A regular expression is a string of characters which tells the searcher which string (or strings) you are looking for. The following explains the format of regular expressions in detail. If you are familiar with Perl, you already know the syntax. If you are familiar with Unix, you should know that there are subtle differences between Perl's regular expressions and Unix' regular expressions.

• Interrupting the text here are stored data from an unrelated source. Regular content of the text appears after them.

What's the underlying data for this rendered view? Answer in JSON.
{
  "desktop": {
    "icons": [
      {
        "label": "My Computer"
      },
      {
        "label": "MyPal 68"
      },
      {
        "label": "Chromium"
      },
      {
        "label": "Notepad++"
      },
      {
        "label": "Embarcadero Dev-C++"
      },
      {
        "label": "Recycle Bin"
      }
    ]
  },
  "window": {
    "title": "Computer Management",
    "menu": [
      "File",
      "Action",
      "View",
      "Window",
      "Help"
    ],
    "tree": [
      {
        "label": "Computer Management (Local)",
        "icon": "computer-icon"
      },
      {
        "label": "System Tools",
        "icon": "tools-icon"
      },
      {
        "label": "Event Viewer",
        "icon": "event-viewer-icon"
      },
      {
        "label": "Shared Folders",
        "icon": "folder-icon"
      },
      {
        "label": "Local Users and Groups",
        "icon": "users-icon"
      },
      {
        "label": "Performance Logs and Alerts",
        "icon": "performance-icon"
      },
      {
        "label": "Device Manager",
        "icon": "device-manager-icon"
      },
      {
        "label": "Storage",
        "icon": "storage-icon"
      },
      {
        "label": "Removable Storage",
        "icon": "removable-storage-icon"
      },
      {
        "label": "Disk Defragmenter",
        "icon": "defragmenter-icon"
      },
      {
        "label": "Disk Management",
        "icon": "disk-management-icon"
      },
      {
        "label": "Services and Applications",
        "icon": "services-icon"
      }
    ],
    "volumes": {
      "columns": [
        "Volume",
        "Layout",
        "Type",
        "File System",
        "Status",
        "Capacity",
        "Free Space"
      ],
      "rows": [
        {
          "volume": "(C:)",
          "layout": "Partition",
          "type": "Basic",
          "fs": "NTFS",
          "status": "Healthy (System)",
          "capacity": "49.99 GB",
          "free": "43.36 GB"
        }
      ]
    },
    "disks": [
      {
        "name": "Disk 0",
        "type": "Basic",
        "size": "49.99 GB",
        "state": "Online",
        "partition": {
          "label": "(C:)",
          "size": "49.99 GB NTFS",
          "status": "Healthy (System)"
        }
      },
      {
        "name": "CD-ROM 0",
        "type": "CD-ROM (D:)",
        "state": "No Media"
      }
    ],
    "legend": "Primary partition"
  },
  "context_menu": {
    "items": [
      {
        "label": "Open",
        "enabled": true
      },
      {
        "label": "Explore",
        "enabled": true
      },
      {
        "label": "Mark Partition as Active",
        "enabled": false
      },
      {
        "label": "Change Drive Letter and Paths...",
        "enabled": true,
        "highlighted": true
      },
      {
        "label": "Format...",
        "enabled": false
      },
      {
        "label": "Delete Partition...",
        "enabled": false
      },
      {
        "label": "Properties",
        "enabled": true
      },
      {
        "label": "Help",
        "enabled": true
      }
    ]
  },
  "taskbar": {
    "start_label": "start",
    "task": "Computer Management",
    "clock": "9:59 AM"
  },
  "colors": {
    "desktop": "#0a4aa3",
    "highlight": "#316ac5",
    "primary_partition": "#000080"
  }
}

Simple Regular Expressions


In its simplest form, a regular expression is just a word or phrase to search for. For example,

  gauss

would match any subject with the string "gauss" in it, or which mentioned the word "gauss" in the subject line. Thus, subjects with "gauss", "gaussian" or "degauss" would all be matched, as would a subject containing the phrases "de-gauss the monitor" or "gaussian elimination." Here are some more examples:

  carbon

    Finds any subject with the string "carbon" in its name, or which mentions carbon (or carbonization or hydrocarbons or carbon-based life forms) in the subject line.

  hydro

    Finds any subject with the string "hydro" in its name or contents. Subjects with "hydro", "hydrogen" or "hydrodynamics" are found, as well as subjects containing the words "hydroplane" or "hydroelectric".

  oxy

    Finds any subject with the string "oxy" in the subject line. This could be used to find subjects on oxygen, boxy houses or oxymorons.

  top ten

    Note that spaces may be part of the regular expression. The above expression could be used to find top ten lists. (Note that they would also find articles on how to stop tension.)